After reading your post I went to [H] and found this.
It is just more evidence about the lack of help HT 3.0 will bring K8L.
I'm sorry enumae, but that link is stupid. First off, it runs a hard drive benchmark -- please, 50MB/s MAX is not going to effect HyperTransport @ 100MHz, that is not a test.
Than they run a RAM test -- do you realise that doesn't even USE the HT bus?
The next is 3DMark01 -- please, this isn't 2001, 1x HT is plenty for that slow ass thing. SuperPI? Come on man, don't insult our intelligence. CPUMark? Dude, wtf?
Please, if you want to diss HyperTransport, show me better than this -- none of those tests stress HyperTransport, not to mention the RAM doesn't DOESN'T EVEN USE HYPERTRANSPORT.
HyperTransport 3.0 isn't to help in CPU to NB enumae, stop thinking it is. HyperTransport 3.0 will rape the 2P+ servers b/c of INTER-COHERENCY, that is what it is for.
MMM said...
"HyperTransport 3.0 isn't to help in CPU to NB enumae, stop thinking it is."
MMM, I will admit I do not fully understand HT.
I really need to research it so as to not make this mistake again.
core2dude had made a statement about HT and how AMD has plenty of bandwidth, so I may have misinturpreted the use of HT3.
"HyperTransport 3.0 will rape the 2P+ servers b/c of INTER-COHERENCY, that is what it is for."
If HT3 is for 2P+, how does it benefit the desktop?
And why do you and others keep stating HT3 is going to help when comparing K8L to Conroe which is on the desktop front?
That is what made me believe the article.
"And why do you and others keep stating HT3 is going to help when comparing K8L to Conroe which is on the desktop front?"
I've never said that HT 3.0 is going to help on Desktop CPU's with 1 processor. If I did once, it was b/c I was pissed and set shit. HT3.0 is for 4x4 & 2P+
Core2Dood, first off, your blog is a bit new to new and untrusted to blow shit around. Second, C2D is Intel's cream of the crop and Kentsfield will cost SUPER DUPER EXPeNSIvE
Mike, you are right, those benchmarks are plain stupid. But again, is there *ANY* proof that current HT is hurting for bandwidth or latency? For example, in TPCC, on a DP system, only 30% of cache-miss references are directed towards the remote memory. Thus I seriously doubt if suped up HT is will bring anything to even DP. For MP, it might make some difference (again, I stress on *might*, we do not know this, just speculation).
But then again, today's DP is yesterday's 4P, and tomorrow's DP will be yestereday's 8P. Essentially, all this multi-core is making MP irrelevant.

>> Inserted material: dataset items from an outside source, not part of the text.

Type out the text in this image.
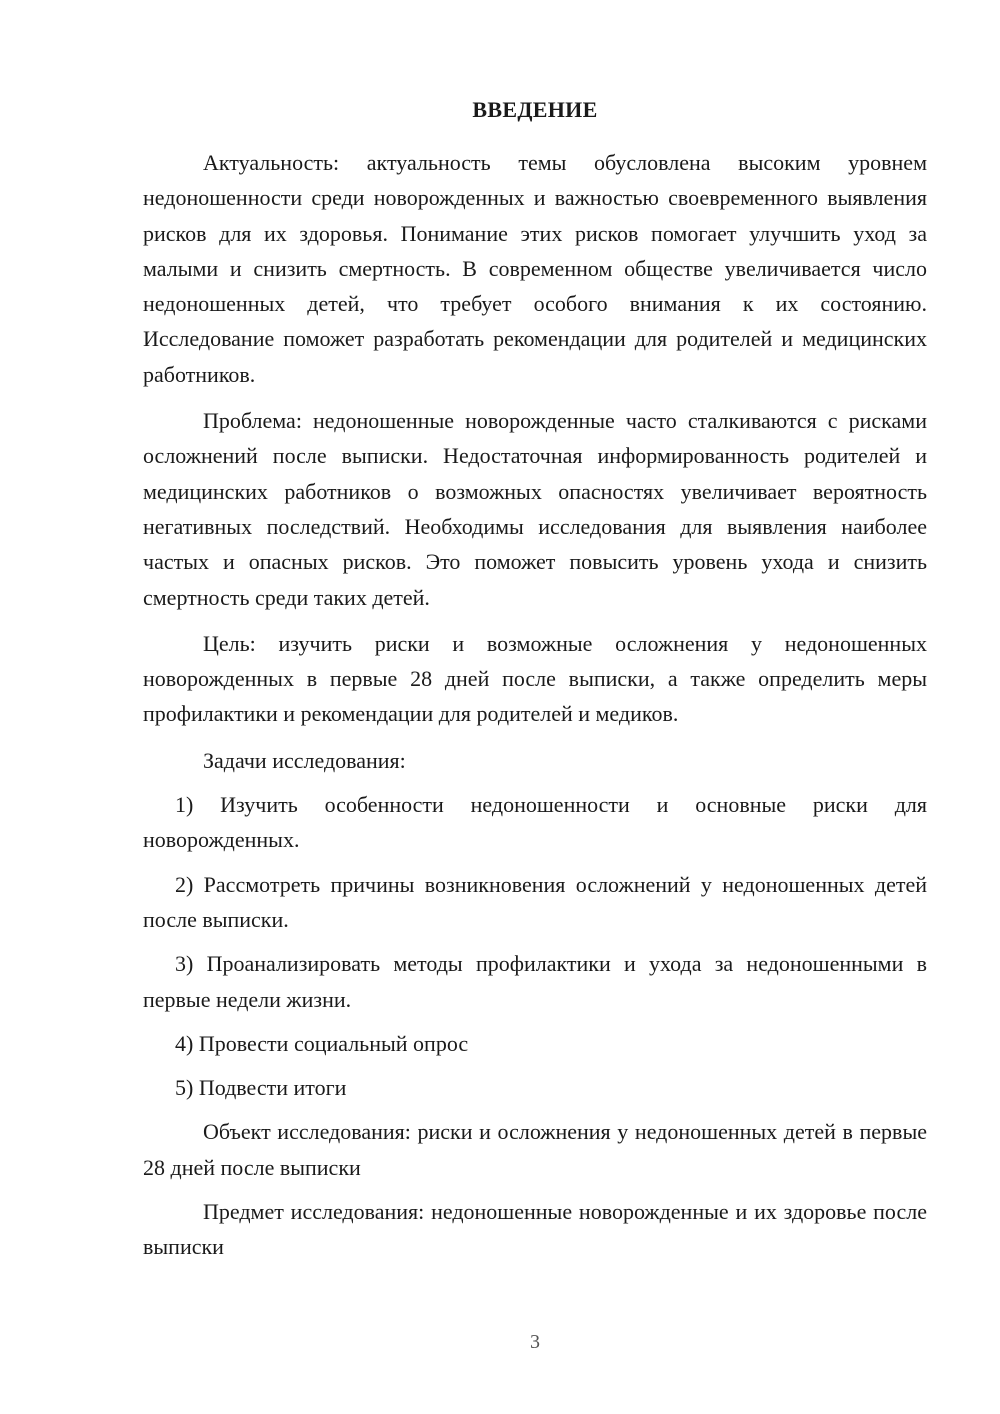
ВВЕДЕНИЕ

Актуальность: актуальность темы обусловлена высоким уровнем недоношенности среди новорожденных и важностью своевременного выявления рисков для их здоровья. Понимание этих рисков помогает улучшить уход за малыми и снизить смертность. В современном обществе увеличивается число недоношенных детей, что требует особого внимания к их состоянию. Исследование поможет разработать рекомендации для родителей и медицинских работников.

Проблема: недоношенные новорожденные часто сталкиваются с рисками осложнений после выписки. Недостаточная информированность родителей и медицинских работников о возможных опасностях увеличивает вероятность негативных последствий. Необходимы исследования для выявления наиболее частых и опасных рисков. Это поможет повысить уровень ухода и снизить смертность среди таких детей.

Цель: изучить риски и возможные осложнения у недоношенных новорожденных в первые 28 дней после выписки, а также определить меры профилактики и рекомендации для родителей и медиков.

Задачи исследования:

1) Изучить особенности недоношенности и основные риски для новорожденных.

2) Рассмотреть причины возникновения осложнений у недоношенных детей после выписки.

3) Проанализировать методы профилактики и ухода за недоношенными в первые недели жизни.

4) Провести социальный опрос

5) Подвести итоги

Объект исследования: риски и осложнения у недоношенных детей в первые 28 дней после выписки

Предмет исследования: недоношенные новорожденные и их здоровье после выписки

3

Will K8L beat Penryn? I do not have a crystalball, and I cannot answer that. No one can, not even AMD. All that they have at this point is K8L simulators that take 1 night to crunch 20 lines of assembly code--far inefficient to run any real-world benchmarks. But my guess is, on desktop it would be very difficult to beat Penryn. On 2P, again we will see someting similar to Woodcrest and K8, though it *could* be closer (considering Penryn will have higher frequency and most-likely supped-up bus. On MP--well I don't know. There is no Conroe-based MP product available today, so everything remains to be seen. All we have is Kentsfield, and it is clearly demonstrating that at least on desktop-type benchmarks, it is not hurting for bandwidth (no difference what-so-ever due to 1333 FSB vs 1066 FSB).
Joshua, I have slight bias towards Intel, but I am not against logical reasoning. As you might have noticed, I do not censor comments on this blog--your comment gets published as soon as you post it. And I won't change that unless this blog starts getting spammed. You can say whatever you want--most people visiting this web-site are adults. However, I would like to keep the discussions civil, and would really love if people did not insult each other. The very fact that people are talking about next generation architectures means that they have more intelligence than 90% of the population. Just keep that in mind.
Alright Mr. Core 2 Duo obsessed person, let me lay down some fact-o-la's.
I put together some info that explains why HT 3.0 is so huge for Opteron servers.
http://www.rubyworks.net/images/HT3.jpg
Thanks Mike for this info. It sure does look impressive. But I repeat, I would like to see what it means when it comes to real benchmarks.
I always thought current AMD 4P systems were fully connected. Why are the latencies so bad?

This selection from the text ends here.